Some or all of these make dandy project concepts for foundation grants—particularly for organizations working in extremely disadvantaged communities. As we’ve written about before, grant writing is largely the art of telling funders what they want to hear. Any of these time bank or barter-style ideas will warm the stone-like hearts of foundations with preconceived notions of how services should be delivered to the poor folks—through methods like sweat equity, bootstrapping, using local resources to reduce carbon footprints, and the like. A thousand programs and communes have been started with similar ideals, but why not begin a few hundred more?
Although ideas about time banks and bartering spring to life when the economy is sufficiently rotten, to most funders barter and self-help projects will seem like new ideas if they’re pitched carefully. In taking these project concepts and running with them, you’ll keep your staff busy, build neighborhood social infrastructure, and you might even help a few people in need.
While the trend toward time banks, barter, co-op gardens, free stuff exchanges, and the like help keep people afloat, they are of course disastrous for a modern, currency-based national economy, which is underpinned entirely on people being willing to accept pretty pieces of government issued paper for their labor.
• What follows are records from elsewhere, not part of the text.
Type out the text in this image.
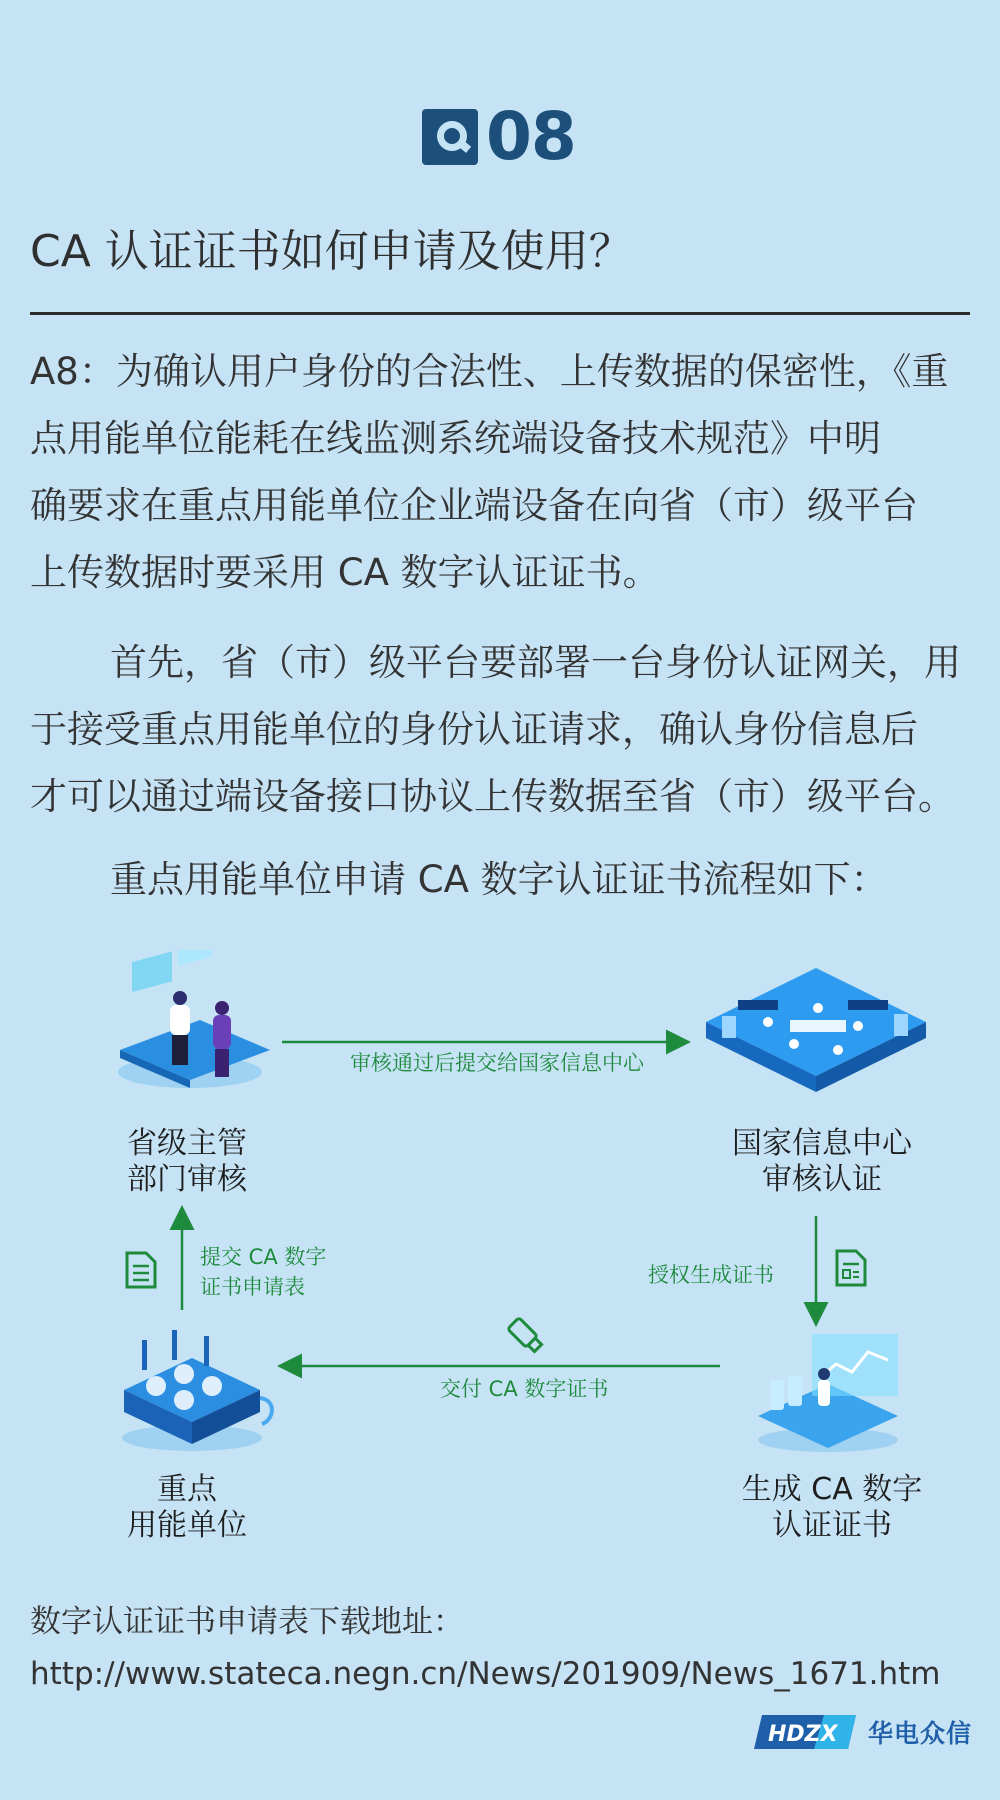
08
CA 认证证书如何申请及使用？
A8：为确认用户身份的合法性、上传数据的保密性，《重
点用能单位能耗在线监测系统端设备技术规范》中明
确要求在重点用能单位企业端设备在向省（市）级平台
上传数据时要采用 CA 数字认证证书。
首先，省（市）级平台要部署一台身份认证网关，用
于接受重点用能单位的身份认证请求，确认身份信息后
才可以通过端设备接口协议上传数据至省（市）级平台。
重点用能单位申请 CA 数字认证证书流程如下：
省级主管
部门审核
国家信息中心
审核认证
生成 CA 数字
认证证书
重点
用能单位
审核通过后提交给国家信息中心
授权生成证书
交付 CA 数字证书
提交 CA 数字
证书申请表
数字认证证书申请表下载地址：
http://www.stateca.negn.cn/News/201909/News_1671.htm
HDZX 华电众信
It also makes tax collectors unhappy, since the vast majority of these transactions are “off the books,” even though the value is supposed to be reported.**
* Even Seliger + Associates has bartered before. When we were starting out about 20 years ago, we had little money for equipment and were struggling to make do with a single PC and its 12-inch screen. But a computer recycling nonprofit appeared, and we traded grant writing services for a couple of somewhat out-of-date but serviceable PCs with luxurious 15″ monitors. About 12 years ago, I came across a party company run by a fellow who also had a nonprofit on the side that worked with at-risk kids. At the time, I had teenage twins, so we traded grant writing services for a party—which is surely a one-time trade in the annals of barter. And, yes, I reported the value of goods and services received on my tax returns. I’m still open to the idea, if someone has an interesting trade to make. Grant writing for a Porsche 911, anyone? Send me your ideas and maybe a trade can be made.
** For a great description of how the underground economy works in poor communities, see Sudhir Venkatesh’s seminal Off the Books: The Underground Economy of the Poor.